Kernel density ridge estimation for 2- to 3-dimensional data.
kdr(x, y, H, p=1, max.iter=400, tol.iter, segment=TRUE, k, kmax, min.seg.size, keep.path=FALSE, gridsize, xmin, xmax, binned, bgridsize, w, fhat, density.cutoff, pre=TRUE, verbose=FALSE)kdr.segment(x, k, kmax, min.seg.size, verbose=FALSE)## S3 method for class 'kdr'plot(x,...)
Arguments
x: matrix of data values or an object of class kdr
y: matrix of initial values
p: dimension of density ridge
H: bandwidth matrix/scalar bandwidth. If missing, Hpi(x,deriv,order=2) is called by default.
max.iter: maximum number of iterations. Default is 400.
tol.iter: distance under which two successive iterations are considered convergent. Default is 0.001*min marginal IQR of x.
segment: flag to compute segments of density ridge. Default is TRUE.
k: number of segments to partition density ridge
kmax: maximum number of segments to partition density ridge. Default is 30.
min.seg.size: minimum length of a segment of a density ridge. Default is round(0.001*nrow(y),0).
keep.path: flag to store the density gradient ascent paths. Default is FALSE.
gridsize: vector of number of grid points
xmin,xmax: vector of minimum/maximum values for grid
binned: flag for binned estimation.
bgridsize: vector of binning grid sizes
w: vector of weights. Default is a vector of all ones.
fhat: kde of x. If missing kde(x=x,w=w) is executed.
density.cutoff: density threshold under which the y are excluded from the density ridge estimation. Default is contourLevels(fhat, cont=99).
pre: flag for pre-scaling data. Default is TRUE.
verbose: flag to print out progress information. Default is FALSE.
...: other graphics parameters
Returns
A kernel density ridge set is an object of class kdr
which is a list with fields: - x,y: data points - same as input
end.points: matrix of final iterates starting from y
H: bandwidth matrix
names: variable names
tol.iter,tol.clust,min.seg.size: tuning parameter values - same as input
binned: flag for binned estimation
names: variable names
w: vector of weights
path: list of density gradient ascent paths where path[[i]] is the path of y[i,] (only if keep.path=TRUE)
Details
Kernel density ridge estimation is based on reduced dimension kernel mean shift.
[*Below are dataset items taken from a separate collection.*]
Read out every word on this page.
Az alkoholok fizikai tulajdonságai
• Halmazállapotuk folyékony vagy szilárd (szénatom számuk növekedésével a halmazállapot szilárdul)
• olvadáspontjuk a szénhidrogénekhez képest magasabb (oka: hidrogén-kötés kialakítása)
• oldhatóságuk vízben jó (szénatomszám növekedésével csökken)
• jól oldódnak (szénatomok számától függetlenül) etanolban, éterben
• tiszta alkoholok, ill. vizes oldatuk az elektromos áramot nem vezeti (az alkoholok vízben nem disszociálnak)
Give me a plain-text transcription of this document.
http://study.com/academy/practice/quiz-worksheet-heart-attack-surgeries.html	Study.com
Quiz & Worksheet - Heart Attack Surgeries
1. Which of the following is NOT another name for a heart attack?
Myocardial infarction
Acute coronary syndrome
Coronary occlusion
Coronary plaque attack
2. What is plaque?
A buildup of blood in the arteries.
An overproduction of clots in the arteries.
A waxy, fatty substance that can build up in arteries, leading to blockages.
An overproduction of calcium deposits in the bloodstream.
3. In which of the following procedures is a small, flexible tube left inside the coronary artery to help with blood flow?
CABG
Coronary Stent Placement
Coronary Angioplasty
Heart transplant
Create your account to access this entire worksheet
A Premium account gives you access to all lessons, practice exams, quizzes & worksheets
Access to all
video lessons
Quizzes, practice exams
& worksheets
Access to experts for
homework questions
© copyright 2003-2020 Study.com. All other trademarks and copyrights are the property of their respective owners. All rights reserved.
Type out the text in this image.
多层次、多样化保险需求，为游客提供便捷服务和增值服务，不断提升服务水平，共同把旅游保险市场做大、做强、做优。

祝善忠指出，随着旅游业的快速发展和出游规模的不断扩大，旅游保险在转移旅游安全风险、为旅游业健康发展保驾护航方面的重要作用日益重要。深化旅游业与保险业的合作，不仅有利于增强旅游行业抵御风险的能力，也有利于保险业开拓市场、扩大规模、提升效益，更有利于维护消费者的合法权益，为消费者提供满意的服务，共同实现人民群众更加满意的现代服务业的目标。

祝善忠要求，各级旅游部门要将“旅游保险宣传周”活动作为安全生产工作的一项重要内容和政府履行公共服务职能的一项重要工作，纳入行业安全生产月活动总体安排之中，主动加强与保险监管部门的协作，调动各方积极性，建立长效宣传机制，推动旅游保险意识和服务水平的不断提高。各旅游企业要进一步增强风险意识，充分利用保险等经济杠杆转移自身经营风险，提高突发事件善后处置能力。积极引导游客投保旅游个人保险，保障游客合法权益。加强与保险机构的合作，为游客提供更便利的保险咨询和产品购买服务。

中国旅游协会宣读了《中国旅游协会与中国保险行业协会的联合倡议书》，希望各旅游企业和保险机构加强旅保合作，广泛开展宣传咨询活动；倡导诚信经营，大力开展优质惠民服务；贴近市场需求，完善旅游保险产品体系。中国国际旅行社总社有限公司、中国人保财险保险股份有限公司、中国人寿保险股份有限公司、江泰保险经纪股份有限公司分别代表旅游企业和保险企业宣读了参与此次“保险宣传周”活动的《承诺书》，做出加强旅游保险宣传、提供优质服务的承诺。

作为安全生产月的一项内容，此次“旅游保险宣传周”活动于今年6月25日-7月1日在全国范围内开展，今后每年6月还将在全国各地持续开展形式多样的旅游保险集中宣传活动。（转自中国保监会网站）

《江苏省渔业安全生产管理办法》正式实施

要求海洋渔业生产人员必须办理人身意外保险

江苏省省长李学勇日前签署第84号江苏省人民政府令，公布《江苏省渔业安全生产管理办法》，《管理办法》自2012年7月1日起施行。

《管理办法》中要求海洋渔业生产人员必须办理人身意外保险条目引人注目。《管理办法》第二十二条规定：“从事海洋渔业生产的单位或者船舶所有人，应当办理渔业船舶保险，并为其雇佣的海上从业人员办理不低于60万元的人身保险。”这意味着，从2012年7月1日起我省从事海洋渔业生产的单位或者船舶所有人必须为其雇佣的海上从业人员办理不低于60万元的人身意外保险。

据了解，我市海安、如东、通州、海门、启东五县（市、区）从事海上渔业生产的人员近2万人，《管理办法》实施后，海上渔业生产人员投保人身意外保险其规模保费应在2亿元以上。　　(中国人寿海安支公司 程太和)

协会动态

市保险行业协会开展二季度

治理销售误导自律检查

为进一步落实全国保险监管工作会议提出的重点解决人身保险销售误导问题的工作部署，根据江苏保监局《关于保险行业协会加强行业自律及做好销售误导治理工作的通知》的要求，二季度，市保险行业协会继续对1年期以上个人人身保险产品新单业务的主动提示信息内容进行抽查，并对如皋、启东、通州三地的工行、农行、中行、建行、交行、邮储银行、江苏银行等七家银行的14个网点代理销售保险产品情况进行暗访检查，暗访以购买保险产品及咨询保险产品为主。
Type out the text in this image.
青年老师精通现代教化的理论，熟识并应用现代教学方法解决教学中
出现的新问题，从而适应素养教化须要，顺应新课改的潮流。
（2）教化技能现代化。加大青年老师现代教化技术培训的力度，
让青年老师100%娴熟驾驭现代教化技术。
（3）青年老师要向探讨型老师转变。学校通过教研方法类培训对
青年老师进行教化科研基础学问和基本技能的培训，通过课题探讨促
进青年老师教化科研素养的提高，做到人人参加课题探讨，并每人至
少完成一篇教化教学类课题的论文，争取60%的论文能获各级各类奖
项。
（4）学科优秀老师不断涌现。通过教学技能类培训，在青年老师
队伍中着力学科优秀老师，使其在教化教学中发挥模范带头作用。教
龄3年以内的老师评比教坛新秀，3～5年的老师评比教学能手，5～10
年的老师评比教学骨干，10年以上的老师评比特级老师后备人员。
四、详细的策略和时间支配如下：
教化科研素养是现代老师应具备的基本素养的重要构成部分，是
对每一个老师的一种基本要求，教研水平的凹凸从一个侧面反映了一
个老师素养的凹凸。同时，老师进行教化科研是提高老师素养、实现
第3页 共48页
See Ozertem & Erdogmus (2011).
If y is missing, then it defaults to the grid of size gridsize spanning from xmin to xmax.
If the bandwidth H is missing, then the default bandwidth is the plug-in selector for the density gradient Hpi(x,deriv.order=2). Any bandwidth that is suitable for the density Hessian is also suitable for the kernel density ridge.
kdr(, segment=TRUE) or kdr.segment() carries out the segmentation of the density ridge points in end.points. If k is set, then k segments are created. If k is not set, then the optimal number of segments is chosen from 1:kmax, with kmax=30 by default. The segments are created via a hierarchical clustering with single linkage. Experimental: following the segmentation, the points within each segment are ordered to facilitate a line plot in plot(, type="l"). The optimal ordering is not always achieved in this experimental implementation, though a scatterplot plot(, type="p") always suffices, regardless of this ordering.
References
Ozertem, U. & Erdogmus, D. (2011) Locally defined principal curves and surfaces, Journal of Machine Learning Research, 12 , 1249-1286.